You find a partial tree on the way home. This tree has nn nodes but lacks of n−1 edges. You want to complete this tree by adding n−1 edges. There must be exactly one path between any two nodes after adding. As you know, there are many ways to complete this tree, and you want to make the completed tree as cool as possible. The coolness of a tree is the sum of coolness of its nodes. The coolness of a node is f(d), where f is a predefined function and d is the degree of this node.

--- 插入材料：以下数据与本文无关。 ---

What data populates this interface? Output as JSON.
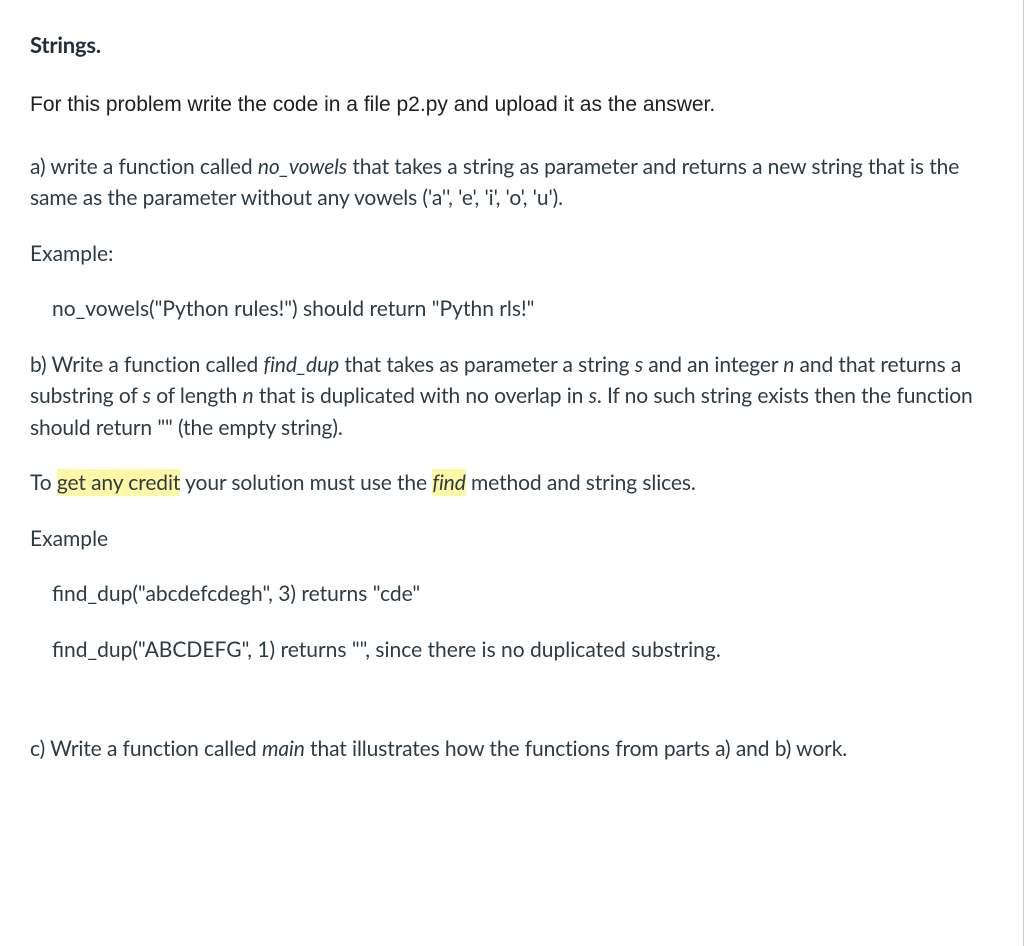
{
  "heading": "Strings.",
  "instruction": "For this problem write the code in a file p2.py and upload it as the answer.",
  "partA": {
    "prefix": "a) write a function called ",
    "funcName": "no_vowels",
    "rest": " that takes a string as parameter and returns a new string that is the same as the parameter without any vowels ('a'', 'e', 'i', 'o', 'u')."
  },
  "exampleLabelA": "Example:",
  "exampleA": "no_vowels(\"Python rules!\") should return \"Pythn rls!\"",
  "partB": {
    "prefix": "b) Write a function called ",
    "funcName": "find_dup",
    "mid1": " that takes as parameter a string ",
    "var_s": "s",
    "mid2": " and an integer ",
    "var_n": "n",
    "mid3": " and that returns a substring of ",
    "var_s2": "s",
    "mid4": " of length ",
    "var_n2": "n",
    "mid5": " that is duplicated with no overlap in ",
    "var_s3": "s",
    "suffix": ". If no such string exists then the function should return \"\" (the empty string)."
  },
  "credit": {
    "prefix": "To ",
    "highlight1": "get any credit",
    "mid": " your solution must use the ",
    "highlight2": "find",
    "suffix": " method and string slices."
  },
  "exampleLabelB": "Example",
  "exampleB1": "find_dup(\"abcdefcdegh\", 3) returns \"cde\"",
  "exampleB2": "find_dup(\"ABCDEFG\", 1) returns \"\", since there is no duplicated substring.",
  "partC": {
    "prefix": "c) Write a function called ",
    "funcName": "main",
    "suffix": " that illustrates how the functions from parts a) and b) work."
  }
}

What's the maximum coolness of the completed tree?
Input
The first line contains an integer T indicating the total number of test cases.
Each test case starts with an integer n in one line,
then one line with n−1 integers f(1),f(2),…,f(n−1)
1≤T≤2015
2≤n≤2015
0≤f(i)≤10000
There are at most 10 test cases with n>100.
Output
For each test case, please output the maximum coolness of the completed tree in one line.
Sample Input
2 3 2 1 4 5 1 4
Sample Output
5 19
给你n个点,让你连n-1条边
告诉你如果该节点是的度数是1-(n-1),那么该节点的权值为f[i]
输出最大权值之和
因为n个点连成树,那么总度数为2*n-2
又因为一定每个点的度数>=1,所以直接变成剩下的n-2度怎么分配
转化成了dp
#include <bits/stdc++.h>
using namespace std;
const int inf=0x3f3f3f3f;
int f[2020],dp[2020];
int main()
{
int T;
scanf("%d",&T);
while(T--)
{
memset(dp,-inf,sizeof(dp));
int n;
scanf("%d",&n);
for(int i=1;i<n;i++) scanf("%d",&f[i]);
dp[0]=f[1]*n;//因为不管怎么连,初始度数其实为n,每个点都连到,所以初始dp[0]=f[1]*n
for(int i=2;i<n;i++) f[i]=f[i]-f[1];//因为已经加过了度1的值,所以之后所有值在dp时是加的,就要改成f[i]-f[1];
f[1]=0;
for(int i=1;i<=n-2;i++)
{
for(int j=0;j<=n-2;j++)
{
if(j-i>=0)
{
dp[j]=max(dp[j],dp[j-i]+f[i+1]);//目前总度数为n+j时所能达到的最大答案
//如果有一个节点要变的话,就是原先度数-要变的度数的值(dp[j-i])+改变后的节点的权值(f[i+1])
//之所以是f[i+1]因为本来初始度数就为1
}
}
}
printf("%d\n",dp[n-2]);
}
return 0;
}